8 March 2006, 1805 EST

Vice President Dick Cheney found a friendly audience for his latest hawkish statements about Iran, but his March 7 speech before the American Israel Public Affairs Committee 2006 Policy Conference was obviously quite constrained compared to what he and others in the Bush administration used to say about Iraq, back in 2002 and early 2003.

To begin, Cheney focuses exlusively on nuclear weapons, rather than the more ubiquitous notion of “weapons of mass destruction.”

The regime in Tehran also continues to defy the world with its nuclear ambitions. Of course, this matter may soon go before the U.N. Security Council. The Iranian regime needs to know that if it stays on its present course, the international community is prepared to impose meaningful consequences. For our part, the United States is keeping all options on the table in addressing the irresponsible conduct of the regime. And we join other nations in sending that regime a clear message: We will not allow Iran to have a nuclear weapon.

Maybe he was just being careful, but security NGOs believe that Iran might well have chemical and biological weapons. If Cheney was trying to drum up support for war, I’d bet he’d mention them.

Maybe the administration is genuinely shy about a new war?

Moreover, though Cheney emphasizes the right of Iranians to political freedom, he does not promise that the current showdown will end with a regime change. Indeed, by emphasizing the words of the “current President,” he implicitly distinguishes the Iranian government from Saddam Hussein’s multi-decade Stalinist rule:

Iranians have endured a generation of repression at the hands of a fanatical regime.
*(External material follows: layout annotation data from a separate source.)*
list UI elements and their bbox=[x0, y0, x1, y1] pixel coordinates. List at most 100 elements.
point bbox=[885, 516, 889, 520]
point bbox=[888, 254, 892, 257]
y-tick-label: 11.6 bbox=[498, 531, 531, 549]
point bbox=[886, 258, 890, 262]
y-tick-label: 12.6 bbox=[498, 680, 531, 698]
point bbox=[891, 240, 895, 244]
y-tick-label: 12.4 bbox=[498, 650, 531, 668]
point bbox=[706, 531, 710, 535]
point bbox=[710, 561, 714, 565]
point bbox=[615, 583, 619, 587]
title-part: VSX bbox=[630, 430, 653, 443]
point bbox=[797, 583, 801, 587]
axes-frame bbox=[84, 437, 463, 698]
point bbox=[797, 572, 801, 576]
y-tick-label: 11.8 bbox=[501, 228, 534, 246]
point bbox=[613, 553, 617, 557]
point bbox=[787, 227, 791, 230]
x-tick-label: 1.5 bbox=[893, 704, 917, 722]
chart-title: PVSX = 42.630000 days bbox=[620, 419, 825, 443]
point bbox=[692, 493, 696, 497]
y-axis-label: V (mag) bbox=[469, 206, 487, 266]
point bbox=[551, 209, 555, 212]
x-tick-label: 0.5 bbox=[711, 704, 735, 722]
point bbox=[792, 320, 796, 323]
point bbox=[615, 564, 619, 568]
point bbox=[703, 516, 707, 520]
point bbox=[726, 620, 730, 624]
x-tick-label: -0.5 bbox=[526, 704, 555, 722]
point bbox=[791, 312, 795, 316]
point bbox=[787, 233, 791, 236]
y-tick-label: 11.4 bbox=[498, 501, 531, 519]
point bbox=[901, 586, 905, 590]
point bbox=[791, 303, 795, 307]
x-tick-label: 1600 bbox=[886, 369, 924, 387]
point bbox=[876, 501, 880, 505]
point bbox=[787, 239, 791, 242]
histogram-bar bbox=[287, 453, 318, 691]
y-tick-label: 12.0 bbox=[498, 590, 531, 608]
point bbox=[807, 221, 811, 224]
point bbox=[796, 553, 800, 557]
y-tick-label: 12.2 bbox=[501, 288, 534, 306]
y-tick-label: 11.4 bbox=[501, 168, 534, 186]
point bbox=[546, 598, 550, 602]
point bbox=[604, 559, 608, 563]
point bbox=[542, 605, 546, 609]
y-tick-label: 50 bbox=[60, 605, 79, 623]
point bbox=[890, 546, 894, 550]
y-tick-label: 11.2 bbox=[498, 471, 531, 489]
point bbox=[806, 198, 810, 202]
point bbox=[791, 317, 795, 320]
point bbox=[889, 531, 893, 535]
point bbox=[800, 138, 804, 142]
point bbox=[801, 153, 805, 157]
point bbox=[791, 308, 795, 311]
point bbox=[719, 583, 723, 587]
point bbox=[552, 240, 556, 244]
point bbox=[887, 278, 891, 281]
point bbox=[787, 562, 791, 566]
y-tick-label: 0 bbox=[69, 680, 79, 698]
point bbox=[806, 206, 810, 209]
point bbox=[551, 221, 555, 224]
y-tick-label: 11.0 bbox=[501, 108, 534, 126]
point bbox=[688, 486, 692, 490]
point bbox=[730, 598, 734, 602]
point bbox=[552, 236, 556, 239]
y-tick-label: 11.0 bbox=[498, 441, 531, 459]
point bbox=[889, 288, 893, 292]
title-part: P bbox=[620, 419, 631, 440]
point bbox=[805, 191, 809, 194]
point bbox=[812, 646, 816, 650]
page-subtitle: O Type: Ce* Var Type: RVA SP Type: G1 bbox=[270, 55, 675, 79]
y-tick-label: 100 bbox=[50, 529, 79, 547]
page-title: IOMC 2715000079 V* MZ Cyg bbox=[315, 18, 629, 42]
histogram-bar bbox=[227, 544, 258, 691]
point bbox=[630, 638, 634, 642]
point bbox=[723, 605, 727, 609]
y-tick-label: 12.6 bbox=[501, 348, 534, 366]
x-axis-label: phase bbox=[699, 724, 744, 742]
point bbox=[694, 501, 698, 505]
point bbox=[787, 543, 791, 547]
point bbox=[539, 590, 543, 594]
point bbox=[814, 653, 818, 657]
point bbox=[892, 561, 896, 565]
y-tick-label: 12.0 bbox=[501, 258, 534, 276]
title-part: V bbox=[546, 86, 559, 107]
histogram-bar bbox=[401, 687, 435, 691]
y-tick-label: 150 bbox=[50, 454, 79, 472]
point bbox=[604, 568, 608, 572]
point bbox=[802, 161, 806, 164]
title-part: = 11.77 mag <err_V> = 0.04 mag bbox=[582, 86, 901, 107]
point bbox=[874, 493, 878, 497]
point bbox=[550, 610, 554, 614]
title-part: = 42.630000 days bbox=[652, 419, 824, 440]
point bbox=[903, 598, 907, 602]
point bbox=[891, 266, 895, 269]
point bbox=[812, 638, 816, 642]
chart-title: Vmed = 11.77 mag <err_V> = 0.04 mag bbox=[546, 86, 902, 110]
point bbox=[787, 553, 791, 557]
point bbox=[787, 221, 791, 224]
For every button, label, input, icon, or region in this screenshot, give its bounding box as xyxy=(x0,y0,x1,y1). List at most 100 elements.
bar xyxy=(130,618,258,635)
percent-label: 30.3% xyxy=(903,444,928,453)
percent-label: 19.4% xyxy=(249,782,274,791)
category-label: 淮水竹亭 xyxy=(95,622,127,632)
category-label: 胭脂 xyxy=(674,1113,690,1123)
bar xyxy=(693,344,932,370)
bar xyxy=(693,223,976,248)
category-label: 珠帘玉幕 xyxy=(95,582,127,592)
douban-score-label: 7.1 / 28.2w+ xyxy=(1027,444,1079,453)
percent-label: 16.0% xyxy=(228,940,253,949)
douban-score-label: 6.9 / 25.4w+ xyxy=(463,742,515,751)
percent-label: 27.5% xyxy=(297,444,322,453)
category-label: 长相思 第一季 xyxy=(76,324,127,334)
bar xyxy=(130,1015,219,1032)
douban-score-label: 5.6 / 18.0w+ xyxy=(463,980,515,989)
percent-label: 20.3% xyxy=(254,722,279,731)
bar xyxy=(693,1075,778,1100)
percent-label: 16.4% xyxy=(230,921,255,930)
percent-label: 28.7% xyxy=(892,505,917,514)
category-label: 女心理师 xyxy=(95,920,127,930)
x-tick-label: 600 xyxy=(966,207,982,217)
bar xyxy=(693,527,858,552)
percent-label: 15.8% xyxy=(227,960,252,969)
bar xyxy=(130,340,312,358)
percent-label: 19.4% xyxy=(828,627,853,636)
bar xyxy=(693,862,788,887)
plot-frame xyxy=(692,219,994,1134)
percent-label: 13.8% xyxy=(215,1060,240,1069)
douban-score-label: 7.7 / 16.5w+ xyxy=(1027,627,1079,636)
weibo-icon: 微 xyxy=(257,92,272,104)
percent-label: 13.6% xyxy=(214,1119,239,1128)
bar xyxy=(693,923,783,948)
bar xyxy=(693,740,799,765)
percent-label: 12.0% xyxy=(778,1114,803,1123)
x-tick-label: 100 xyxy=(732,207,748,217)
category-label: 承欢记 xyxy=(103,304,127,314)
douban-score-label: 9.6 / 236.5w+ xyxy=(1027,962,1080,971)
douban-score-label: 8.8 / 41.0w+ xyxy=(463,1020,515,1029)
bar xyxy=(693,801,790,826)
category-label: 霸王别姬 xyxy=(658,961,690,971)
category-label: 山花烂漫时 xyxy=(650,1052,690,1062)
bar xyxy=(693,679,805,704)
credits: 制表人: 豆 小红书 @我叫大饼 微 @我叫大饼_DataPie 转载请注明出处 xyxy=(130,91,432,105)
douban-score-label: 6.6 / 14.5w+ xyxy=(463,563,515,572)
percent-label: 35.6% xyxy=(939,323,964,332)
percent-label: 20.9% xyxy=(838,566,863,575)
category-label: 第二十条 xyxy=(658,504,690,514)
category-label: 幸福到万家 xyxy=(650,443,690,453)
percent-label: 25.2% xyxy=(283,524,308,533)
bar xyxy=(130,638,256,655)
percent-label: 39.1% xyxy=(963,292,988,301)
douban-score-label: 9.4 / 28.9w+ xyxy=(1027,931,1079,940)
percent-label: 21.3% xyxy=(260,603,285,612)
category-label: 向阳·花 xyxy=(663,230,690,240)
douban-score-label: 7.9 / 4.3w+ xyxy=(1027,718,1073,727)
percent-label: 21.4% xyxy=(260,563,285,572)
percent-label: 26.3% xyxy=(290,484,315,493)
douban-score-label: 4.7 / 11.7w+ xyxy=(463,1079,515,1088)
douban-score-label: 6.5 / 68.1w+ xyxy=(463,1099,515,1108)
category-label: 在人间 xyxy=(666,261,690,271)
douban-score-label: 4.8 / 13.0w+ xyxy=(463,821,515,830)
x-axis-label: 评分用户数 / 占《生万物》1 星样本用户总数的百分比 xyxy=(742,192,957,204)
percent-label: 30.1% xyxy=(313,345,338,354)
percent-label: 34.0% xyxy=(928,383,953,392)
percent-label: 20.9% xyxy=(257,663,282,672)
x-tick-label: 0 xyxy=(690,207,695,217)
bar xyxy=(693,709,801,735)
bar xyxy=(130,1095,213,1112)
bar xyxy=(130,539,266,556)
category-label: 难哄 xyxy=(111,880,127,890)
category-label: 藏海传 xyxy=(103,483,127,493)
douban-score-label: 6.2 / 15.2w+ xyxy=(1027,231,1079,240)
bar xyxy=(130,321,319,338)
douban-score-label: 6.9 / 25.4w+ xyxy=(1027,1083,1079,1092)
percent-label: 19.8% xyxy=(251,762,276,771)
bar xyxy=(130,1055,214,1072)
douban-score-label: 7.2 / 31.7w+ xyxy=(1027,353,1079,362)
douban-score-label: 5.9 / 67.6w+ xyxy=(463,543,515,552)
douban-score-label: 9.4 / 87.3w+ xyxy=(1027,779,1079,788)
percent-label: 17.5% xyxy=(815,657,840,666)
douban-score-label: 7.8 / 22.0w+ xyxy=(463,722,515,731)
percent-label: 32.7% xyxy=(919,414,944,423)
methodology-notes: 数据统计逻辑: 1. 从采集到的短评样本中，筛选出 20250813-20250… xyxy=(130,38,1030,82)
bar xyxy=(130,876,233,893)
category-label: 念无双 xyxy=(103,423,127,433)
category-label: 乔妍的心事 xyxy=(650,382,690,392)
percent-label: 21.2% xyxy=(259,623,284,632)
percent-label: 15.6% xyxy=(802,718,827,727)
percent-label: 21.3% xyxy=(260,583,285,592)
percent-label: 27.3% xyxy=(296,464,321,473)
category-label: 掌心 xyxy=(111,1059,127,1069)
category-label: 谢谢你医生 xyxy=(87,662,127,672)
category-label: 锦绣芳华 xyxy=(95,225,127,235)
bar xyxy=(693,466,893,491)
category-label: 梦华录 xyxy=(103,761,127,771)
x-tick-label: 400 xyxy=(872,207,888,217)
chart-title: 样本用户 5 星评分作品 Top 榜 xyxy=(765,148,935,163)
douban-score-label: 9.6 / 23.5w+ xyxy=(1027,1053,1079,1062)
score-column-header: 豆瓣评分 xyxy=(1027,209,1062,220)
That regime is one of the world’s primary state sponsors of terror. The current President has spoken openly of wiping Israel off the map, and of a world without America. He’s made despicable statements doubting the crimes of the Nazis, aligning himself with the rest of the fantasy-world Holocaust deniers….

The people of Iran can be absolutely certain that we respect them, their country, and their long history as a great civilization — and we stand with them. Iranians desire and deserve to be free from tyranny and oppression in their own homeland. Freedom in the Middle East requires freedom for the Iranian people — and America looks forward to the day when our Nation can be the closest of friends with a free and democratic Iran.

Anyone want to bet that Bush/Cheney will be long out of office by the time that imagined meeting occurs?

As I’ve blogged elsewhere, it is a lot easier to create a failed state than it is to fix one. If nothing else, the “Iraq Syndrome” has brought a modicum of humility to overturn the hubris that defined American foreign policy in 2003. American military might cannot be used to create a stable new democracy in the Middle East. At least not in short-order.

Even the hawks in the Bush administration appear to recognize this now.

It’s not much, but it is a start.

Note: I omitted the notations of applause from the Cheney quotes. This was a very friendly audience, after all. Do top members of the administration ever speak before any other kind?